Nature is now reclaiming the lead works site, which is earmarked for housing development. Once a significant employer, the only occupants today are pigeon fanciers and their crees on the fringe of the site overlooking Skinnerburn Road on the riverside.
Also with a stake in the site is artist and Newcastle University researcher Julia Heslop, who is running a long-term project tracking the landscape changes at the brownfield location, working with a botanist and ornithologist.
Julia, from Cullercoats, is also monitoring a greenfield site which is likewise the subject of a major housing proposal, and the impact of such large-scale landscape change.
The Murton Gap scheme in North Tyneside envisages more than 2,000 homes on land extending from Earsdon, Rake Lane, Shiremoor and Monkseaton.
The Elswick site is the subject of a new exhibition, titled Galena, at Newcastle Arts Centre until June 27 by Julia, Taryn Edmonds and Martin Heslop.
The exhibition, ranging across film, sound, painting and print, examines the history and cultures of the area, from the origins of galena (lead ore) in the mines of the North Pennines to the processing and production plants on the banks of the Tyne.
It traces this vanished industry and the site’s current status, with its abandoned works buildings such as the 1874 Pipe Mill, the 1917 Power House and the pigeon crees, the legacy of the lead works, and what the future holds as a new housing development.
The exhibition is accompanied by a new booklet, Lead on the Tyne, produced in conjunction with St James Heritage and Environment Group.
The site was in use for more than 200 years and was the earliest of the most significant manufacturing industries along the west Newcastle riverside.

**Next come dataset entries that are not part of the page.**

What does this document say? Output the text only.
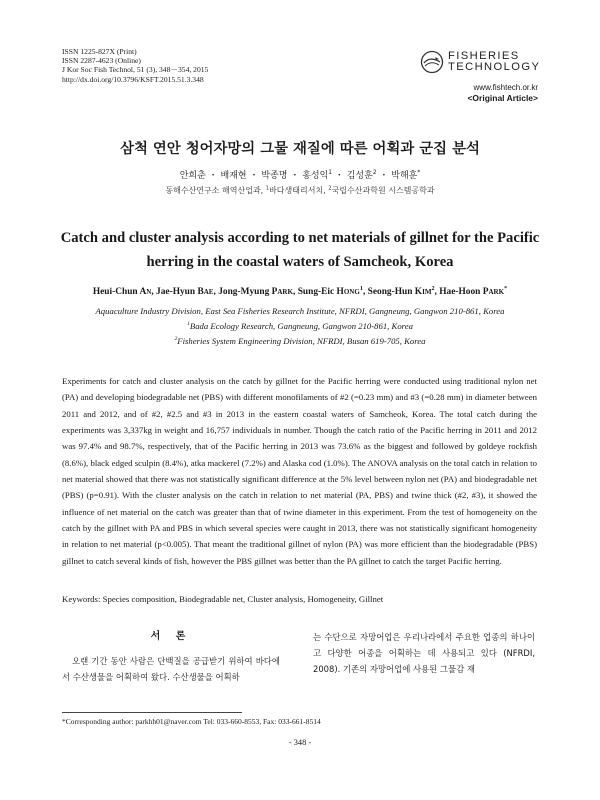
ISSN 1225-827X (Print)
ISSN 2287-4623 (Online)
J Kor Soc Fish Technol, 51 (3), 348－354, 2015
http://dx.doi.org/10.3796/KSFT.2015.51.3.348
FISHERIES
TECHNOLOGY
www.fishtech.or.kr
<Original Article>
삼척 연안 청어자망의 그물 재질에 따른 어획과 군집 분석
안희춘 ・ 배재현 ・ 박종명 ・ 홍성익$^1$ ・ 김성훈$^2$ ・ 박해훈*
동해수산연구소 해역산업과, $^1$바다생태리서치, $^2$국립수산과학원 시스템공학과
Catch and cluster analysis according to net materials of gillnet for the Pacific
herring in the coastal waters of Samcheok, Korea
Heui-Chun AN, Jae-Hyun BAE, Jong-Myung PARK, Sung-Eic HONG$^1$, Seong-Hun KIM$^2$, Hae-Hoon PARK*
Aquaculture Industry Division, East Sea Fisheries Research Institute, NFRDI, Gangneung, Gangwon 210-861, Korea
$^1$Bada Ecology Research, Gangneung, Gangwon 210-861, Korea
$^2$Fisheries System Engineering Division, NFRDI, Busan 619-705, Korea
Experiments for catch and cluster analysis on the catch by gillnet for the Pacific herring were conducted using traditional nylon net (PA) and developing biodegradable net (PBS) with different monofilaments of #2 (=0.23 mm) and #3 (=0.28 mm) in diameter between 2011 and 2012, and of #2, #2.5 and #3 in 2013 in the eastern coastal waters of Samcheok, Korea. The total catch during the experiments was 3,337kg in weight and 16,757 individuals in number. Though the catch ratio of the Pacific herring in 2011 and 2012 was 97.4% and 98.7%, respectively, that of the Pacific herring in 2013 was 73.6% as the biggest and followed by goldeye rockfish (8.6%), black edged sculpin (8.4%), atka mackerel (7.2%) and Alaska cod (1.0%). The ANOVA analysis on the total catch in relation to net material showed that there was not statistically significant difference at the 5% level between nylon net (PA) and biodegradable net (PBS) (p=0.91). With the cluster analysis on the catch in relation to net material (PA, PBS) and twine thick (#2, #3), it showed the influence of net material on the catch was greater than that of twine diameter in this experiment. From the test of homogeneity on the catch by the gillnet with PA and PBS in which several species were caught in 2013, there was not statistically significant homogeneity in relation to net material (p<0.005). That meant the traditional gillnet of nylon (PA) was more efficient than the biodegradable (PBS) gillnet to catch several kinds of fish, however the PBS gillnet was better than the PA gillnet to catch the target Pacific herring.
Keywords: Species composition, Biodegradable net, Cluster analysis, Homogeneity, Gillnet
서 론
오랜 기간 동안 사람은 단백질을 공급받기 위하여 바다에서 수산생물을 어획하여 왔다. 수산생물을 어획하
는 수단으로 자망어업은 우리나라에서 주요한 업종의 하나이고 다양한 어종을 어획하는 데 사용되고 있다 (NFRDI, 2008). 기존의 자망어업에 사용된 그물감 재
*Corresponding author: parkhh01@naver.com Tel: 033-660-8553, Fax: 033-661-8514
- 348 -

The Romans valued lead highly for its versatility and it is thought that one of the roles of the fort of Epiacum, in the South Tyne Valley near Alston on the Maiden Way to Hadrian’s Wall, was to protect the lead traffic.
Lead mining went on to become a major industry in the 18th and 19th centuries in the North Pennines.
“Lead was the plastic of its day,” says Julia, who has created paintings on lead sheeting.
“The Elswick lead works is part of a wider project tracking the social, ecological and cultural impact of large-scale housing development.
“An important focus has been the area’s industrial history, as it was the site of major industries. During the 20th century a remorseless process of de-industrialisation effectively destroyed this industrial base, and with it the economic and social fabric of the area.”
Work on creating the lead works began in 1788. Six years earlier, plumber William Watts patented a way of making regular-sized and shaped lead shot, which was to change the Newcastle skyline.
It involved forcing a molten alloy of lead, antimony and arsenic through holes in a sieve and dropping it from a great height in a tower into a deep basin of cold water to form globular shot with no imperfections.
The Elswick owners paid him £10,000 for the patent. The tower continued making shot until 1951.
Workers’ housing was built outside the boundary of the lead works in the mid-19th century. In the 1930s, demolition of the slum housing was underway.
A Clearance Order of 1934 described the area of 87 houses, with a population of 660, as being in a “very bad state”.
It reads: “The ventilation of the bedrooms is bad. It seems very much like the Black Hole of Calcutta. Washing accommodation, owing to the fact that there is no yard, does not exist. Properties are separated by a lane only 8ft wide.”
What, one wonders, would the miserable tenants have made of the modern housing which is set to be the latest chapter in the site’s history?